Individually, the friends struggled with all kinds of guilt: Hisham invited his friends to Burlington for Thanksgiving. Tahseen suggested taking a walk that evening. Kinnan avoided getting injured as seriously as his friends. And then there was the guilt of being alive. Compared with Gazans, they are privileged: They are able to eat, drink water, hold their loved ones.

The friends tried to understand why they had received so much support. In America, their shooting had been perceived as an act of hate, but if it had happened in the West Bank or Gaza, they would be considered collateral damage or even legitimate targets — potential terrorists. Kinnan wondered: Who counted, who didn’t? Was it simply that he was educated? That he was American? But Palestinians overseas are also human, he said, “and they’re just as smart, and they have dreams, and the same hopes.”


Kinnan, Hisham and Tahseen reunited in Boston in the new year, the first time since Vermont.

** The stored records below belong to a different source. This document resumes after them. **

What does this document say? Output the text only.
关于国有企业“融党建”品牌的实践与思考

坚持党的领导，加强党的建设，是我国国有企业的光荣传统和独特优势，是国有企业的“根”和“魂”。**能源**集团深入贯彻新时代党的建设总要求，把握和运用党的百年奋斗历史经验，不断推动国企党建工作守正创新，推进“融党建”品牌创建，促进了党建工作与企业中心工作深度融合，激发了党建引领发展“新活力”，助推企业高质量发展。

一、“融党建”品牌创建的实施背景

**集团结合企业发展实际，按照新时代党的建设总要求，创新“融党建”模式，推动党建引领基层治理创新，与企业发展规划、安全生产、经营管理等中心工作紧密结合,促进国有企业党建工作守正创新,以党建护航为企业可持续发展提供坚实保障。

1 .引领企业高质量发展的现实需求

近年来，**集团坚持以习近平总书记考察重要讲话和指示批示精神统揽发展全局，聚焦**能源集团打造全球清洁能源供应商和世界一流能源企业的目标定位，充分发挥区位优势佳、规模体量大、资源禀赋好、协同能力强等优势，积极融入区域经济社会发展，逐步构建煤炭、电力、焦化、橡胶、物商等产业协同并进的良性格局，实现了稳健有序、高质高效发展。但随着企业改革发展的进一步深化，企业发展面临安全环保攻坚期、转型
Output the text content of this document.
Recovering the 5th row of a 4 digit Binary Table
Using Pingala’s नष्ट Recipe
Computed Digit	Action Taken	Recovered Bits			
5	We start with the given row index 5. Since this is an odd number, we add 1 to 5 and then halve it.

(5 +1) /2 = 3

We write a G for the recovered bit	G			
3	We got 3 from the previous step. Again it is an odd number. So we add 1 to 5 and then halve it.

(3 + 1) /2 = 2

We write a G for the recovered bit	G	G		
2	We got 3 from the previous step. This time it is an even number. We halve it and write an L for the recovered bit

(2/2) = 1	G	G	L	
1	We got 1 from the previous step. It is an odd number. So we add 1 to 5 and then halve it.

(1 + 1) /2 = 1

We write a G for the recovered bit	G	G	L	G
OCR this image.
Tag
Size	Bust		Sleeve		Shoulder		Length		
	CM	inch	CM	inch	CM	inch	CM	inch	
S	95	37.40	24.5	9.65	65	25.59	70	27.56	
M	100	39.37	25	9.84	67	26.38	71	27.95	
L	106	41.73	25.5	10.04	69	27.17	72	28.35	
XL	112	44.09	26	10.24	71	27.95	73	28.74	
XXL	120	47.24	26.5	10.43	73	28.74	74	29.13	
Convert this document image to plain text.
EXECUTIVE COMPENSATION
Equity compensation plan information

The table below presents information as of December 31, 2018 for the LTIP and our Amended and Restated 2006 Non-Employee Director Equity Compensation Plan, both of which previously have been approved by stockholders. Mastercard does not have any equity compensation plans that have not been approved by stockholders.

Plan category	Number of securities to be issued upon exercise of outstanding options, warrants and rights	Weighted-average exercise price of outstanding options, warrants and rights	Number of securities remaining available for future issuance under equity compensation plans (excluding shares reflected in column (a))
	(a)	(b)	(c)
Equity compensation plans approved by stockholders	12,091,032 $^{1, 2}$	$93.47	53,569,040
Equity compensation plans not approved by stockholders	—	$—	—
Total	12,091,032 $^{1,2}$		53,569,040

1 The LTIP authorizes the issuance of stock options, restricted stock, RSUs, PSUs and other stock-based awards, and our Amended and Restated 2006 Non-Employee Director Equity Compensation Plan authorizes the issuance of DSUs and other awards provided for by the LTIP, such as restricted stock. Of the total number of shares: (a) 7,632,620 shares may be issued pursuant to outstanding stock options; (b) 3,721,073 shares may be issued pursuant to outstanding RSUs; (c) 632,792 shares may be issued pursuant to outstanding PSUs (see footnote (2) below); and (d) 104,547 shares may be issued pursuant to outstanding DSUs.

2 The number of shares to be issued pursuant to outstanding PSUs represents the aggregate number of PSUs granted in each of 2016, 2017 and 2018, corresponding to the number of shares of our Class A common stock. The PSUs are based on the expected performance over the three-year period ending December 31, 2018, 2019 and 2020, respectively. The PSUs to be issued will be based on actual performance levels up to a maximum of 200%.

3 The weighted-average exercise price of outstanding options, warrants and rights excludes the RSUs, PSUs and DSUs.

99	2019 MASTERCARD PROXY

Soon, they would head back to their respective schools, Kinnan to stay on track for medical school and Tahseen to study mathematics. Hisham’s love for it had moved Tahseen to major in the same. Hisham had another passion, too. In Ramallah, he had spent hours walking through ancient ruins and wanted to do archaeological digs one day. That was still his hope; he just needed to rethink his approach.


The friends missed home. Not just Ramallah, which was rapidly changing under Israel’s latest incursion, but a particular time, the one they couldn’t return to. They missed the life before they came to the United States to study, before the Hamas attack on Oct. 7 and the relentless Israeli bombardment of Gaza, before a shooting in Burlington wrested from them their youth. For some brief hours, they could tease one another and laugh and go back to those days, Tahseen said, “when we didn’t care about anything else.” They could just be themselves.